How far would you go for Facebook likes? Recently, tourists in Argentina dragged a baby dolphin from the ocean and stood around it taking selfies. The incident occurred in San Bernado, about 200 miles to the south of Buenos Aires. A crowd gathered around to touch the dolphin and didn’t return it to the sea. The incident was even caught on video.
A witness, who was just identified by the name Claudia, told C5N that the crowd just let ithe baby dolphin die. “[It] was really little and it came to shore. They could have returned it to the sea. In fact, it was breathing. But everyone started to take photos of it and to touch it. They were saying it was already dead,” Claudia said.
Otra vez mataron a un delfín en San Bernardo. Sacaron al animal del mar para sacarse fotos. pic.twitter.com/4qzYnWvKiH
— C5N (@C5N) January 23, 2017
Another baby dolphin died the same way
Last year, something similar happened. An endangered baby dolphin was plucked from the water on a beach in Argentina. It was then passed around by a crowd of beach-goers for petting and photos.
There was footage of that incident too — and it was clear from that that no one intervened to try to return the dolphin to water. The footage has since been removed from YouTube. The Washington Post reported that the dolphin was “left to die in the mud, where it can be seen lying motionless.”
Zoo peacocks died from selfies
Also last year, two peacocks died in a zoo in China after visitors used them for selfies. In this case, the visitors were reported to have handled the birds roughly and violently plucked at their feathers.
One of the peacocks, a five-year-old male, died of fright half an hour later. Veterinarian Dr. Li told local media that peacocks can be frightened to death and can suffer heart attacks if exposed to serious shocks. Other animals such as rabbits are similarly fragile.
Selfies harm snakes, birds, sharks, lions and more
There was also that really long python that 15 men held onto, posing for photos and for TV cameras. That snake also died. And a swan died in March last year after a tourist dragged it from a lake in Macedonia in order to pose for a photo with it. In a similar way, a man dragged a stranded shark out of the water to then hold it down and pose for photos. In this case, it seemed the shark was traumatized when it returned to the water.
And a World Animal Protection report has documented how some lion holding facilities take cubs from their mothers when they are just a few weeks old, so that tourists can touch them and take selfies with them. Once the lions are fully grown and too aggressive to interact with tourists, they are often euthanized or sold, sometimes to canned hunting facilities. These are places where lions are released into private parks or enclosures where it is easy for a paying hunter to kill them.
But it’s just a photo…
While there are certainly other situations and events in the world that are much more concerning, this animal-selfie phenomenon also isn’t as trivial as it may seem at first.

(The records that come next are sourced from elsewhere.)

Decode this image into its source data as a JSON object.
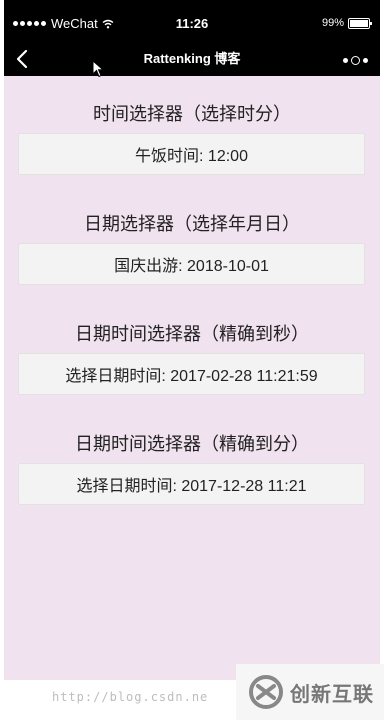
{
  "status_bar": {
    "carrier": "WeChat",
    "time": "11:26",
    "battery": "99%"
  },
  "nav": {
    "title": "Rattenking 博客"
  },
  "sections": [
    {
      "title": "时间选择器（选择时分）",
      "field": "午饭时间: 12:00"
    },
    {
      "title": "日期选择器（选择年月日）",
      "field": "国庆出游: 2018-10-01"
    },
    {
      "title": "日期时间选择器（精确到秒）",
      "field": "选择日期时间: 2017-02-28 11:21:59"
    },
    {
      "title": "日期时间选择器（精确到分）",
      "field": "选择日期时间: 2017-12-28 11:21"
    }
  ],
  "watermark": {
    "url": "http://blog.csdn.ne",
    "logo_text": "创新互联"
  },
  "colors": {
    "page_bg": "#f0e2ef",
    "bar_bg": "#000000",
    "field_bg": "#f3f3f3"
  }
}
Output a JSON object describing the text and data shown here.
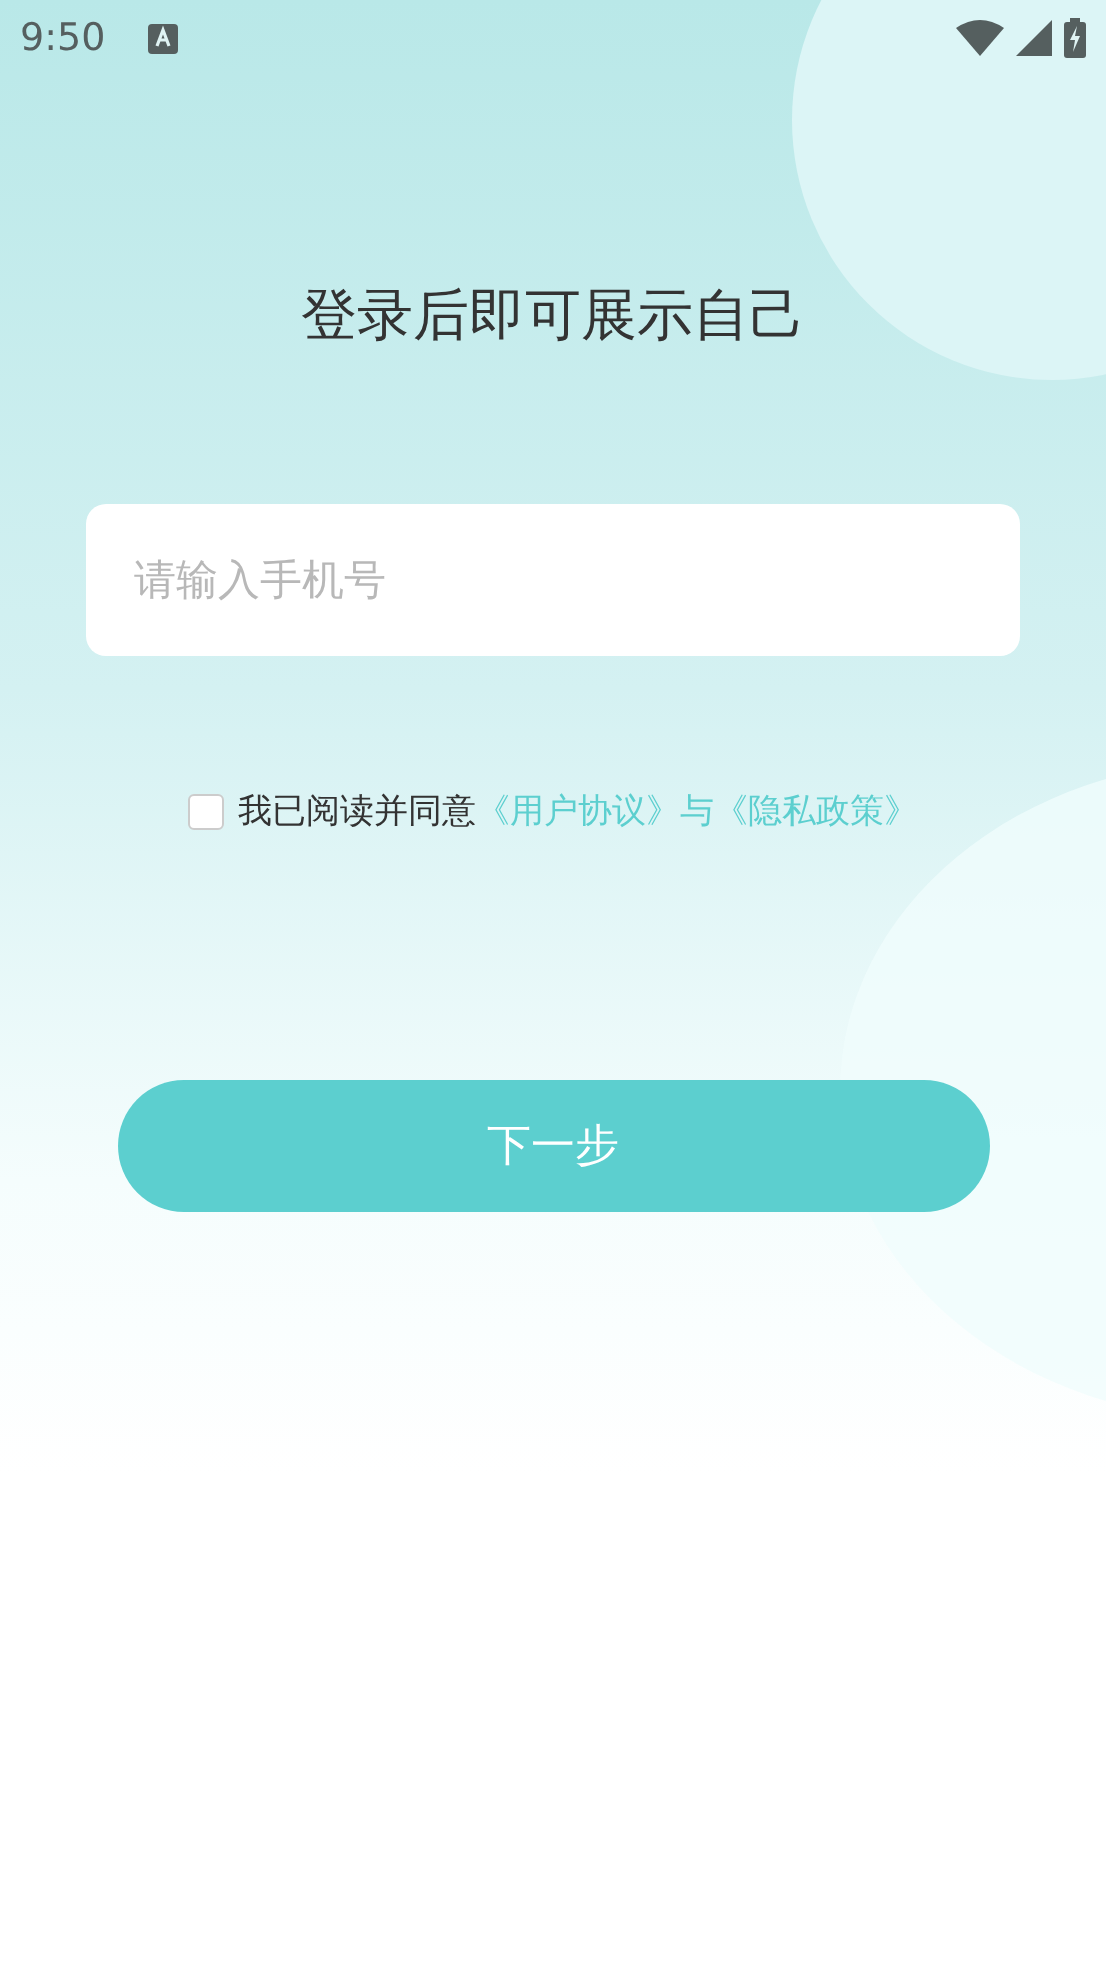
{
  "status_bar": {
    "time": "9:50"
  },
  "title": "登录后即可展示自己",
  "phone_field": {
    "placeholder": "请输入手机号"
  },
  "agreement": {
    "checked": false,
    "text": "我已阅读并同意",
    "user_agreement": "《用户协议》",
    "conjunction": "与",
    "privacy_policy": "《隐私政策》"
  },
  "next_button": {
    "label": "下一步"
  }
}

The message behind the animal selfie is that these wild animals are trophies — not so different to hunters taking photos with the lions and elephants they kill.
If that level of animal cruelty is normalized, it’s not a great leap to the exotic pet trade. There’s also the blurring of the difference between humans interacting with domesticated animals and with wild animals like dolphins. Wild animals should be protected as an integral part of the ecosystem. They are not photo props or fashion accessories.
The psychology behind the animal selfie
An animal lover myself, I’ve volunteered at an animal rescue shelter and had photos taken of myself with the giant tortoises, monkeys and parrots I was looking after. To an extent, this desire to remember our time with such beautiful creatures is understandable.
But there’s a line, where people taking the selfies are unaware of the animal’s needs and they end up abusing it — like holding it down against its will or invading its space when it’s clearly distraught. Such actions are filled with self-entitlement, objectification of the animal, naivety and a misplaced sense of self-value.
In a material world where we are brought up to believe that a car, house or clothing indicates our self-worth, some people also believe that the elephant they manage to kill, or the dolphin they forcibly take a photo with, also says something about who they are. And indeed it does, though not what they think.
How to stop animal selfies
If you ever see people taking selfies with a wild animal, do whatever you can to help it — especially if the animal is in distress. Let people know they are harming the animal and ask them to stop immediately. Then, make sure to give the animal space to return to its natural environment. If it’s sick or injured, call the appropriate wildlife authorities and keep people away until help arrives.
Remember: loving animals isn’t about taking photos with them — it’s about giving them space to be free.